In Figure 2, we have attempted to summarize the available evidence provided by Younossi et al.’s manuscript in patients with T2DM in combination with prior studies carried out in the overall population. We then extrapolated based on available rates, the fate of 100 patients with and without diabetes after 10 years. While these are only approximate estimates, they provide an idea of the magnitude of the problem. As can be observed in the figure, not only this is a highly prevalent problem, but also it is a progressive problem, with an unrelenting growth, and significant morbidity and mortality. In summary, while liver-related complications are important, especially in relative terms, these patients are mainly dying of cardiovascular complications.
Dr.
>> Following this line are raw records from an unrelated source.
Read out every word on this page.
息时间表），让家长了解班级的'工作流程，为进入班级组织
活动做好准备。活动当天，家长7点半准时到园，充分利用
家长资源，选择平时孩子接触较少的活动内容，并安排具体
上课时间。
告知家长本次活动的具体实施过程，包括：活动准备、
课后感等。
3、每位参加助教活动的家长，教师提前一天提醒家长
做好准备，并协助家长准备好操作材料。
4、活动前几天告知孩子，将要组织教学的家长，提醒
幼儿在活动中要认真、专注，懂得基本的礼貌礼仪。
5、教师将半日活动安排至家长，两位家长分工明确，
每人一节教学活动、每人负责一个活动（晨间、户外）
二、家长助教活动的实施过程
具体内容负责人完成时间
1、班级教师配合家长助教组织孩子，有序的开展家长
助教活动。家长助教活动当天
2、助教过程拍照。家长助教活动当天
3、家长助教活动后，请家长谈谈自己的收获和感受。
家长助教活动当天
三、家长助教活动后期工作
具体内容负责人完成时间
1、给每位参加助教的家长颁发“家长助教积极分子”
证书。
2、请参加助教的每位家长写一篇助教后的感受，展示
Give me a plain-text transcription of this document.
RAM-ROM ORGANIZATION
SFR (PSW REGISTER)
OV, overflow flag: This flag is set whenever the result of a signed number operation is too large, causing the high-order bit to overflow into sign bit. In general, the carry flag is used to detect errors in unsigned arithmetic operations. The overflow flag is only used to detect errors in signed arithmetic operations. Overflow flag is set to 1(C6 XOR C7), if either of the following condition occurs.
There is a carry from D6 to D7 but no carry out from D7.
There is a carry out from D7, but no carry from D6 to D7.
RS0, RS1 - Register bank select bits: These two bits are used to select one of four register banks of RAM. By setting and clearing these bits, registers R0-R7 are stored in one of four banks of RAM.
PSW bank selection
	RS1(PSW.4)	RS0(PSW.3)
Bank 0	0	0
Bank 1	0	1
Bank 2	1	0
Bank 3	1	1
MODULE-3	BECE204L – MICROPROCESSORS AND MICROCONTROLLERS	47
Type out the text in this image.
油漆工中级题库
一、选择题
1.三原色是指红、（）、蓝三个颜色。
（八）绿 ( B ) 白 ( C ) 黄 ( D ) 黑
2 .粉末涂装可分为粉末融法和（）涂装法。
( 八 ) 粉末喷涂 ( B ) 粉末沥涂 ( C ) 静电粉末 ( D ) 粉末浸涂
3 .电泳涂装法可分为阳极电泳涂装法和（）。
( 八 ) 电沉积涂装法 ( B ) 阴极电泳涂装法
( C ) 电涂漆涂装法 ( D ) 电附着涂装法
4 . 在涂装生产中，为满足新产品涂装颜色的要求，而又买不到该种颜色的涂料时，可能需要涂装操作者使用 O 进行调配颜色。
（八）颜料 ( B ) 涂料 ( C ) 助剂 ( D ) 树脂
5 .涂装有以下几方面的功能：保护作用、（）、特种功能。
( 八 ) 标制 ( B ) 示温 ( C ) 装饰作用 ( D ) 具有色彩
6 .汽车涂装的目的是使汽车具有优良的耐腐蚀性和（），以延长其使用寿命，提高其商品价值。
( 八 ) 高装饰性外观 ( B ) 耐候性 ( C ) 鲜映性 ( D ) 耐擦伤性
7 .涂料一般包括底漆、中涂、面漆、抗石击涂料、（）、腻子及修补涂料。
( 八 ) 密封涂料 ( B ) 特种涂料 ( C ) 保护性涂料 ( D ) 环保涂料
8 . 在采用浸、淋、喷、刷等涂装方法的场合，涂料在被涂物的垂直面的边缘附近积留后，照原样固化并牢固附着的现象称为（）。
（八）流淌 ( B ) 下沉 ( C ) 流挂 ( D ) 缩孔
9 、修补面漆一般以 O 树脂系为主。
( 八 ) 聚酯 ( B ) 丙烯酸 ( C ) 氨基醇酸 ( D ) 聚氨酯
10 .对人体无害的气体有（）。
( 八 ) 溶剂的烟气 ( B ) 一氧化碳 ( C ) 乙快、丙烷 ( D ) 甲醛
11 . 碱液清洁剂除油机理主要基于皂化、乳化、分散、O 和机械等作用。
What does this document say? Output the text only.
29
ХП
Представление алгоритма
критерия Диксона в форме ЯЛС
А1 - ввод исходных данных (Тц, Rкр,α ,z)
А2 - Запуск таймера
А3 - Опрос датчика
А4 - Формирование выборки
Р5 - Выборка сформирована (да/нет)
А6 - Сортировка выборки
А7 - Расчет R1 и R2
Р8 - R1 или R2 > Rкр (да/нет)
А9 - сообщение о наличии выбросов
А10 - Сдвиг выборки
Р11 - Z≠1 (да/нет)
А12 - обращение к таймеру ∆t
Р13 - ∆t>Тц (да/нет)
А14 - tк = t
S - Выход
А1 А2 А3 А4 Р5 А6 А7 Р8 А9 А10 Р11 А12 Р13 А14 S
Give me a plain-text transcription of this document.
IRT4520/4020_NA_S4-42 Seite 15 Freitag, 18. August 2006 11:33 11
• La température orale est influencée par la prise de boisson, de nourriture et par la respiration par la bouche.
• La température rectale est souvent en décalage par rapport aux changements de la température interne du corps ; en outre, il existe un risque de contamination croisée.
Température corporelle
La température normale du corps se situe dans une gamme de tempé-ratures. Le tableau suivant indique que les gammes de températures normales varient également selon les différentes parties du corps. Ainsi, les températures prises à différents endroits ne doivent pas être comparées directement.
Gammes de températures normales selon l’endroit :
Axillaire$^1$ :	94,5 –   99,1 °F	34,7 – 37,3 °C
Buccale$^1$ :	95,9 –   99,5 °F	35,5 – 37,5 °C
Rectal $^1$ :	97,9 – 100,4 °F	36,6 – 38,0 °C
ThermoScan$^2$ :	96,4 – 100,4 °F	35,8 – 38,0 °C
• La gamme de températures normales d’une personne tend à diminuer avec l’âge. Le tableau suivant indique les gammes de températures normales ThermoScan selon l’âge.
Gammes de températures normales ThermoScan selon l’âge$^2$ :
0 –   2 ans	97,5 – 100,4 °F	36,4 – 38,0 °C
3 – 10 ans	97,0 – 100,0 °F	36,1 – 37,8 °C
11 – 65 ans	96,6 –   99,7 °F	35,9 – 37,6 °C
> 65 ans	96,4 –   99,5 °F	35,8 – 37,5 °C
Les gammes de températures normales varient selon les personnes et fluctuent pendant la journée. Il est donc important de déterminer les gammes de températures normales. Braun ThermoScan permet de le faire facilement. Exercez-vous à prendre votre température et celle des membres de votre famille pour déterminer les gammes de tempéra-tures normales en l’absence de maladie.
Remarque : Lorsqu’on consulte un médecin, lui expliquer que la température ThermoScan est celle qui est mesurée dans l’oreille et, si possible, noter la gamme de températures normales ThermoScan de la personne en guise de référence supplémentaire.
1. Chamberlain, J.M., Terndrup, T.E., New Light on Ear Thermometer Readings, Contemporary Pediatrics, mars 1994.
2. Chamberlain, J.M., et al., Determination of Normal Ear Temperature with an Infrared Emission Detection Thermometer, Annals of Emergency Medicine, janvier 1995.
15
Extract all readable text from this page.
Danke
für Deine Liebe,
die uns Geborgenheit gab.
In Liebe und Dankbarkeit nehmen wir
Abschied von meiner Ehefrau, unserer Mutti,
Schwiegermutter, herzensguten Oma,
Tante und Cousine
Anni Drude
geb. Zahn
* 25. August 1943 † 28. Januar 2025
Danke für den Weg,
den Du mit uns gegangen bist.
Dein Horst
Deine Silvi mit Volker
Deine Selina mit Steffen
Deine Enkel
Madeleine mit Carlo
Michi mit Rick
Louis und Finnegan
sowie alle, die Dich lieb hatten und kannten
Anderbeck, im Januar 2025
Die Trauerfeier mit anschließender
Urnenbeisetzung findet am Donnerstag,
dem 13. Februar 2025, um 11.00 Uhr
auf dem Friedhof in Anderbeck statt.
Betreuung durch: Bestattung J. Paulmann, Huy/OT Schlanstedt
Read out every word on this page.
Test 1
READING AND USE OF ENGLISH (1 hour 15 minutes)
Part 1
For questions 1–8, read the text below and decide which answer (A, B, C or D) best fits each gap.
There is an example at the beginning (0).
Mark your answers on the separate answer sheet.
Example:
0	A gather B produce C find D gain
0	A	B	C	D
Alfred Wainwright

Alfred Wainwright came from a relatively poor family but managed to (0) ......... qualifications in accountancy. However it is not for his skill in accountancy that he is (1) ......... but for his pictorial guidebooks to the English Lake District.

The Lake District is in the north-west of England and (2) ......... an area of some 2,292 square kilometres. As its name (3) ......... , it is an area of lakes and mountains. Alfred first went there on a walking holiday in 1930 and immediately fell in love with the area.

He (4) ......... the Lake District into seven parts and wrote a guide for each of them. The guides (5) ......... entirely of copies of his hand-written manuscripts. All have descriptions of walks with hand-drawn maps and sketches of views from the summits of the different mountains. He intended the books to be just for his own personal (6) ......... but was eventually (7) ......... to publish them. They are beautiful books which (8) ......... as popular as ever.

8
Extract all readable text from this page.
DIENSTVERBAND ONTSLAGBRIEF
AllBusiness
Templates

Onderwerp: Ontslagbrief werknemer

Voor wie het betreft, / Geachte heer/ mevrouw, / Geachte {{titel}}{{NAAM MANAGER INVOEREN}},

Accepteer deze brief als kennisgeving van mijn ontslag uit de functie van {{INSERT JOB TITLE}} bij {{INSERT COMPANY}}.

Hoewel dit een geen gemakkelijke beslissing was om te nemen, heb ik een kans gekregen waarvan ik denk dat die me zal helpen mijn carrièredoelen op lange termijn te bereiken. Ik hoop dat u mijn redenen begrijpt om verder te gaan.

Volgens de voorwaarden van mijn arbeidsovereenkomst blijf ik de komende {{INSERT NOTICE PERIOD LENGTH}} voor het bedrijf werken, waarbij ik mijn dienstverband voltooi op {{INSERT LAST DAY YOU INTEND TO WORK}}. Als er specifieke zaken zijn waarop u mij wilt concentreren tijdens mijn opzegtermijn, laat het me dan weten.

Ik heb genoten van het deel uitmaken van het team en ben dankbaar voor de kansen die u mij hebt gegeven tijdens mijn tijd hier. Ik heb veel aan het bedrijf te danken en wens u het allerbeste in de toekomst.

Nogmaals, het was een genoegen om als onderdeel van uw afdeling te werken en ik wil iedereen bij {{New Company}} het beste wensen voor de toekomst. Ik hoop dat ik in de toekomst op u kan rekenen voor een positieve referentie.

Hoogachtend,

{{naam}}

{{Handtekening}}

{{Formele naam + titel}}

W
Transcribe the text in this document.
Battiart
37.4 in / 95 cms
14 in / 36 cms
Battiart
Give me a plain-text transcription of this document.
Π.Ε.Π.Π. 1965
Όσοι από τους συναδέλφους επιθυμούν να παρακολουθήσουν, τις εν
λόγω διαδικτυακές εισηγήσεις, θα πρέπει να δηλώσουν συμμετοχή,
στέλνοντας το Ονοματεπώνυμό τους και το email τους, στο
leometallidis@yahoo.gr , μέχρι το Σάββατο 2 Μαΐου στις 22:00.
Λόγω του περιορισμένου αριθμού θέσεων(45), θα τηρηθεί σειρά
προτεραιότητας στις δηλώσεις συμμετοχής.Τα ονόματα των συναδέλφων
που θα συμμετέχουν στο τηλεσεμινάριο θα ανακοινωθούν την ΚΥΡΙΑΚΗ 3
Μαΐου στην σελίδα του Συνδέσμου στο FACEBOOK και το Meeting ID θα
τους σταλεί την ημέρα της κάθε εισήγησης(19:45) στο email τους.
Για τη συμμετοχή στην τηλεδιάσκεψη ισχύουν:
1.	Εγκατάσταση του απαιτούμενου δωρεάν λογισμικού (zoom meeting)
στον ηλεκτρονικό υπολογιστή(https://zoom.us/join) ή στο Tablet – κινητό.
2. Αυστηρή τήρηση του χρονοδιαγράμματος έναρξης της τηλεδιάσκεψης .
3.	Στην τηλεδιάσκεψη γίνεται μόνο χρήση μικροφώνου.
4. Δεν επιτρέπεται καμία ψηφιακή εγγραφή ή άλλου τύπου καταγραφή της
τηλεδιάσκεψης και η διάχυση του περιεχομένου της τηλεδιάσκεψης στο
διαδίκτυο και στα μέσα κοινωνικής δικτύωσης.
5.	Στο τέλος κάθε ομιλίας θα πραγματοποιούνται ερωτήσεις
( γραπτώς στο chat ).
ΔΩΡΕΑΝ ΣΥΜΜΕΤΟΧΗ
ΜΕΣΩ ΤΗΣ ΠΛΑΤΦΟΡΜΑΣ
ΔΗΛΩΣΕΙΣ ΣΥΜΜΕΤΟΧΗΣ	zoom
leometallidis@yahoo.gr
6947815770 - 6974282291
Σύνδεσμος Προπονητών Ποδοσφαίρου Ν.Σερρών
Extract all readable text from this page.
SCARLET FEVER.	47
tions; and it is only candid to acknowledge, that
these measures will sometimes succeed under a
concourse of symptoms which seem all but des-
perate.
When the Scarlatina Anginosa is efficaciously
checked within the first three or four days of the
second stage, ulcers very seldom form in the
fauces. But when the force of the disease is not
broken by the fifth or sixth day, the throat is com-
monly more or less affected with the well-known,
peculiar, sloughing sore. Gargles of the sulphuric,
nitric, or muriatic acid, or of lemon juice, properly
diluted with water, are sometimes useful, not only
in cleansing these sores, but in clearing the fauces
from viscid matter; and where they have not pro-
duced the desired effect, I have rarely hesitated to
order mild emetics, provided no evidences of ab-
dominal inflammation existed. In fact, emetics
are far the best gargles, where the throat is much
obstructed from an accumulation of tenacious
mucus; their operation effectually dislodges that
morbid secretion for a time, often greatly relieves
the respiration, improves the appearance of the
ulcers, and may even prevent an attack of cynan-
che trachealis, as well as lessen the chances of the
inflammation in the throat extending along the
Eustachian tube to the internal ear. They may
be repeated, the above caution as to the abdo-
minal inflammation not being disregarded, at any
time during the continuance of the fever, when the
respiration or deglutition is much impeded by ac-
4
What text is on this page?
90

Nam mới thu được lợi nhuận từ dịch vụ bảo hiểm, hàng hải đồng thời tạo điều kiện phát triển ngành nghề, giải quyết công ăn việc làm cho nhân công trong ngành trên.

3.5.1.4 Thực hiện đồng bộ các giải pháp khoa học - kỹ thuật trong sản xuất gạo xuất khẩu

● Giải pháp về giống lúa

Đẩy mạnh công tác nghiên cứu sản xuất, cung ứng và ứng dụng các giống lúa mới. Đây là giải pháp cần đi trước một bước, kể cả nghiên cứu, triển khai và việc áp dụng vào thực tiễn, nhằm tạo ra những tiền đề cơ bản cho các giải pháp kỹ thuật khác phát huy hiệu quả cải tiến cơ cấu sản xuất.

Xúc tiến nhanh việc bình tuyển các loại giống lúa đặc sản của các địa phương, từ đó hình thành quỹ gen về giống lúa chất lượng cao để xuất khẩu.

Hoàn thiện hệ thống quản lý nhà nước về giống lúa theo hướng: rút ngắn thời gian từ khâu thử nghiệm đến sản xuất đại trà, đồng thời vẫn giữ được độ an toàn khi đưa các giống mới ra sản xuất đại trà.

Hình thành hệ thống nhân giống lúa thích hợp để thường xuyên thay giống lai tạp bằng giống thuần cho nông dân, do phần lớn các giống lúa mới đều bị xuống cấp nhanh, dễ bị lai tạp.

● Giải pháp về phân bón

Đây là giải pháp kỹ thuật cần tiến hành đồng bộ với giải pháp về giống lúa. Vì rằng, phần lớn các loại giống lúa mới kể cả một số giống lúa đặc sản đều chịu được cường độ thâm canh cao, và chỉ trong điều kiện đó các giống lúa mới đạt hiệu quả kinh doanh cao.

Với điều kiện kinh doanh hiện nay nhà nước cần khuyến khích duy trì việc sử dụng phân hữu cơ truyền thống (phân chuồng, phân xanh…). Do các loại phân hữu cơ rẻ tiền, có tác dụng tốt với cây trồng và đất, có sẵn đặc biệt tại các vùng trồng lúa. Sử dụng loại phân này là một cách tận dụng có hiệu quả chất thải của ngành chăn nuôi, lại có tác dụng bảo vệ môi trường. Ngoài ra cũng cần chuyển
Younossi and collaborators should be congratulated for presenting a comprehensive analysis of the available evidence, which I hope will help opening our eyes to the enormous problem that lays in front of us. But awareness is just the first step. In order to appropriately tackle this public health problem, we need to complement it with good non-invasive diagnostic tools and safe and effective therapeutic options, which are unfortunately still lacking. Until these become available, it will be difficult to achieve a major paradigm shift among healthcare providers, as they frequently stay away from ordering a liver biopsy due to the misconception that “there is nothing to offer to patients with NAFLD”. However, in the last few years, several non-invasive tests to diagnose NAFLD and NASH, as well as promising treatments have been described (9,15). Hopefully, we will soon count with all the suitable tools to fight this epidemic.
Conflicts of Interest: The author has completed the ICMJE uniform disclosure form (available at http://dx.doi.org/10.21037/hbsn.2019.11.11). The author has no conflicts of interest to declare.
Ethical Statement: The author is accountable for all aspects of the work in ensuring that questions related to the accuracy or integrity of any part of the work are appropriately investigated and resolved.